J+312 : SUIS-JE VRAIMENT UNE FILLE ?
« Mais qu’est-ce qui peut à ce point la faire douter de sa féminité ? » diront les plus curieux d’entre vous et ceux qui savent que comme je suis dépourvue de petites choses qui pendouillent, je ne suis pas un gars non plus. Eh bien je suis passée aujourd’hui devant une vitrine derrière laquelle s’affairait une manucure qui papotait silencieusement avec une dame, les deux pattes tendues devant elle comme un chien qui fait le beau. Et puis je suis passée devant un coiffeur chez qui une autre dame, la tête et des mèches de cheveux couverts d’aluminium, qui ressemblait à une créature d’une série de science-fiction des années 1950, semblait attendre depuis des heures une communication intersidérale. Et puis je suis passée devant une pédicure, et là je n’ai rien vu à part une jeune femme qui sortait. Et puis je suis passée devant l’institut de beauté. Et tout plein de femmes impatientes de se faire désempoiler, et ratiboiser l’entrejambe et les dessous de bras, et de se faire étirer, récurer, désincruster la peau, et malaxer et pétrir, et oindre le corps avec des huiles de tous fruits et des onguents de tout bois, et brunir et rajeunir s’y pressaient.

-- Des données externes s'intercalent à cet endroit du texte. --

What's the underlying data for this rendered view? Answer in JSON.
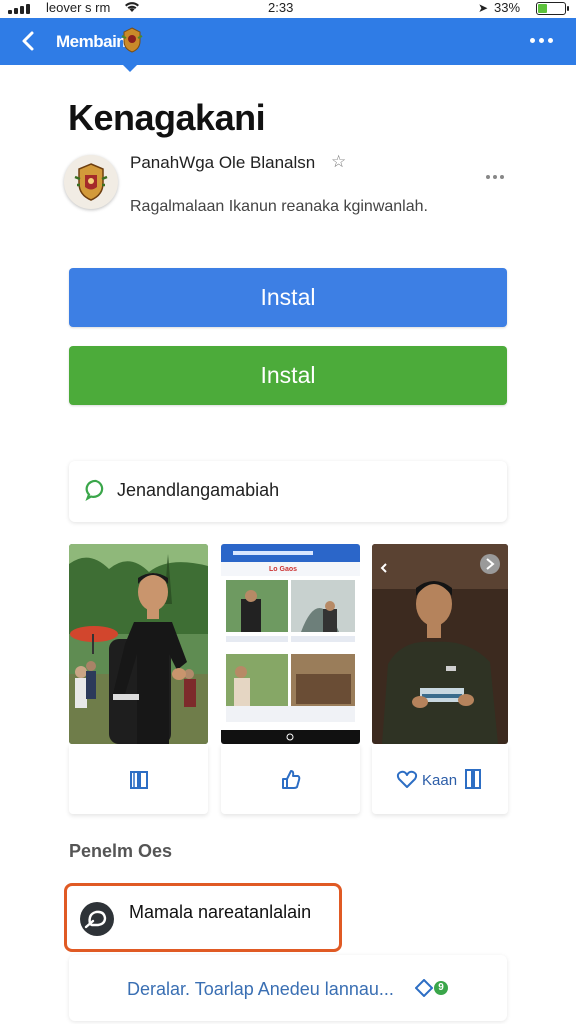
{
  "status": {
    "carrier": "leover s rm",
    "time": "2:33",
    "battery_pct": "33%",
    "battery_level": 0.33
  },
  "header": {
    "brand": "Membain",
    "back_icon": "chevron-left-icon",
    "menu_icon": "more-horizontal-icon",
    "color": "#2f7ce6"
  },
  "app": {
    "title": "Kenagakani",
    "developer": "PanahWga Ole Blanalsn",
    "description": "Ragalmalaan Ikanun reanaka kginwanlah.",
    "install_primary": "Instal",
    "install_secondary": "Instal",
    "primary_color": "#3d7fe4",
    "secondary_color": "#4cab3a"
  },
  "info": {
    "label": "Jenandlangamabiah",
    "icon": "chat-bubble-icon"
  },
  "screenshots": {
    "mid_screen_title": "Lo Gaos",
    "card3_text": "Kaan"
  },
  "reviews": {
    "title": "Penelm Oes",
    "highlighted": "Mamala nareatanlalain",
    "footer": "Deralar. Toarlap Anedeu lannau..."
  }
}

Et puis j’ai failli mourir écrasée au centre commercial au milieu d’une meute de femmes essayant des souliers de Noël (pas des bottes de Père Noël mais des choses très très hautes et très très pointues) et des tenues en soie et en paillettes et des colliers et des babioles et des colifichets et des réticules qui entraient et sortaient des boutiques comme dans un film passé en accéléré.

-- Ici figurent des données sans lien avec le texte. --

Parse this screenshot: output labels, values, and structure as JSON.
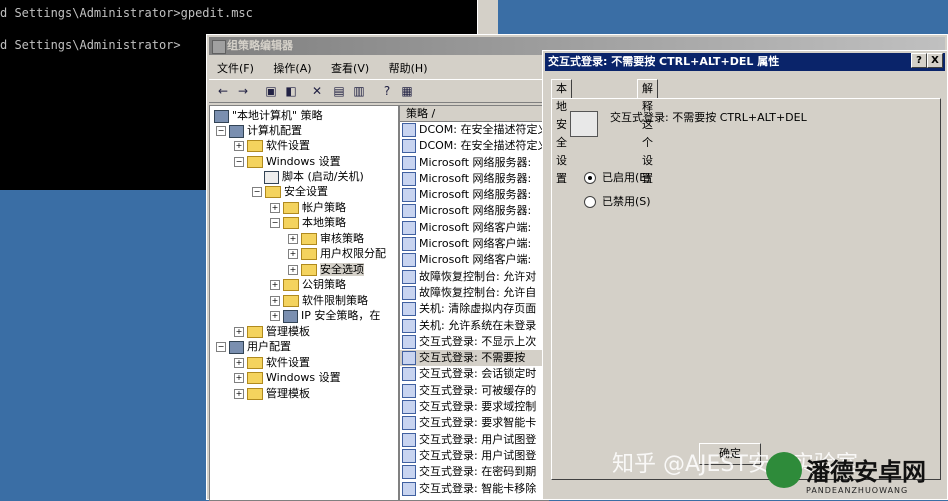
{
  "console": {
    "lines": [
      "d Settings\\Administrator>gpedit.msc",
      "d Settings\\Administrator>"
    ]
  },
  "gpedit": {
    "title": "组策略编辑器",
    "menu": [
      "文件(F)",
      "操作(A)",
      "查看(V)",
      "帮助(H)"
    ],
    "tree": [
      {
        "label": "\"本地计算机\" 策略",
        "icon": "policy-icon"
      },
      {
        "label": "计算机配置",
        "icon": "computer-icon"
      },
      {
        "label": "软件设置",
        "icon": "folder-icon"
      },
      {
        "label": "Windows 设置",
        "icon": "folder-icon"
      },
      {
        "label": "脚本 (启动/关机)",
        "icon": "script-icon"
      },
      {
        "label": "安全设置",
        "icon": "folder-icon"
      },
      {
        "label": "帐户策略",
        "icon": "folder-icon"
      },
      {
        "label": "本地策略",
        "icon": "folder-icon"
      },
      {
        "label": "审核策略",
        "icon": "folder-icon"
      },
      {
        "label": "用户权限分配",
        "icon": "folder-icon"
      },
      {
        "label": "安全选项",
        "icon": "folder-icon"
      },
      {
        "label": "公钥策略",
        "icon": "folder-icon"
      },
      {
        "label": "软件限制策略",
        "icon": "folder-icon"
      },
      {
        "label": "IP 安全策略，在",
        "icon": "folder-icon"
      },
      {
        "label": "管理模板",
        "icon": "folder-icon"
      },
      {
        "label": "用户配置",
        "icon": "user-icon"
      },
      {
        "label": "软件设置",
        "icon": "folder-icon"
      },
      {
        "label": "Windows 设置",
        "icon": "folder-icon"
      },
      {
        "label": "管理模板",
        "icon": "folder-icon"
      }
    ],
    "list_header": "策略",
    "list_items": [
      "DCOM: 在安全描述符定义",
      "DCOM: 在安全描述符定义",
      "Microsoft 网络服务器:",
      "Microsoft 网络服务器:",
      "Microsoft 网络服务器:",
      "Microsoft 网络服务器:",
      "Microsoft 网络客户端:",
      "Microsoft 网络客户端:",
      "Microsoft 网络客户端:",
      "故障恢复控制台: 允许对",
      "故障恢复控制台: 允许自",
      "关机: 清除虚拟内存页面",
      "关机: 允许系统在未登录",
      "交互式登录: 不显示上次",
      "交互式登录: 不需要按",
      "交互式登录: 会话锁定时",
      "交互式登录: 可被缓存的",
      "交互式登录: 要求域控制",
      "交互式登录: 要求智能卡",
      "交互式登录: 用户试图登",
      "交互式登录: 用户试图登",
      "交互式登录: 在密码到期",
      "交互式登录: 智能卡移除"
    ],
    "selected_index": 14
  },
  "dialog": {
    "title": "交互式登录: 不需要按 CTRL+ALT+DEL 属性",
    "help": "?",
    "close": "X",
    "tabs": [
      "本地安全设置",
      "解释这个设置"
    ],
    "policy_name": "交互式登录: 不需要按 CTRL+ALT+DEL",
    "options": [
      "已启用(E)",
      "已禁用(S)"
    ],
    "selected_option": 0,
    "ok": "确定"
  },
  "watermark": "知乎 @AJEST安全实验室",
  "logo": {
    "name": "潘德安卓网",
    "sub": "PANDEANZHUOWANG"
  },
  "colors": {
    "dialog_title": "#0a246a",
    "desktop": "#3a6ea5",
    "console": "#000000"
  }
}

Et moi, je ne fais pas tout ça. Jamais. Je viens de couper mes pointes de cheveux aux ciseaux à papier ce qui me donne une coupe très déstructurée, pour parler avec style à défaut d’en avoir. J’ai un coupe et une pince à ongles et je me lave les mains plusieurs fois par jour. Telle est ma manucure quotidienne. J’utilise une savonnette et je vis avec un léger duvet au-dessus de ma lèvre supérieure depuis ma naissance. Ainsi qu’avec mes poils sous les bras qui ravissent les connaisseurs. Et je n’ai jamais mis les pieds dans un institut de beauté et je ne me suis jamais fait masser. Je ne bronze qu’en marchant à Paris et je déteste mais alors je déteste faire les boutiques et essayer des vêtements et des chaussures. Je ne connais que la VPC et je ne vais jamais aux soldes de peur de mourir crucifiée sous les talons aiguilles de femelles rendues hystériques par les prix de fin de saison.
Bref. Lorsque j’observe la gent féminine, je me sens pousser des burnes. Tout cela me fait dire que non décidément, j’appartiens à un genre à part. Je pousse toute seule, quasiment sans engrais et sans plantoir. Qui plus est je ne passe jamais plus de 10 minutes dans la salle de bain et je m’habille en moins de temps qu’il ne faut pour dire « on sort ! ».
De tout ça je conclus que je ne suis pas vraiment une fille. Et que si je passais davantage de temps dans les boutiques et dans ma salle de bain, peut-être que je le trouverais peut-être mon fichu amoureux.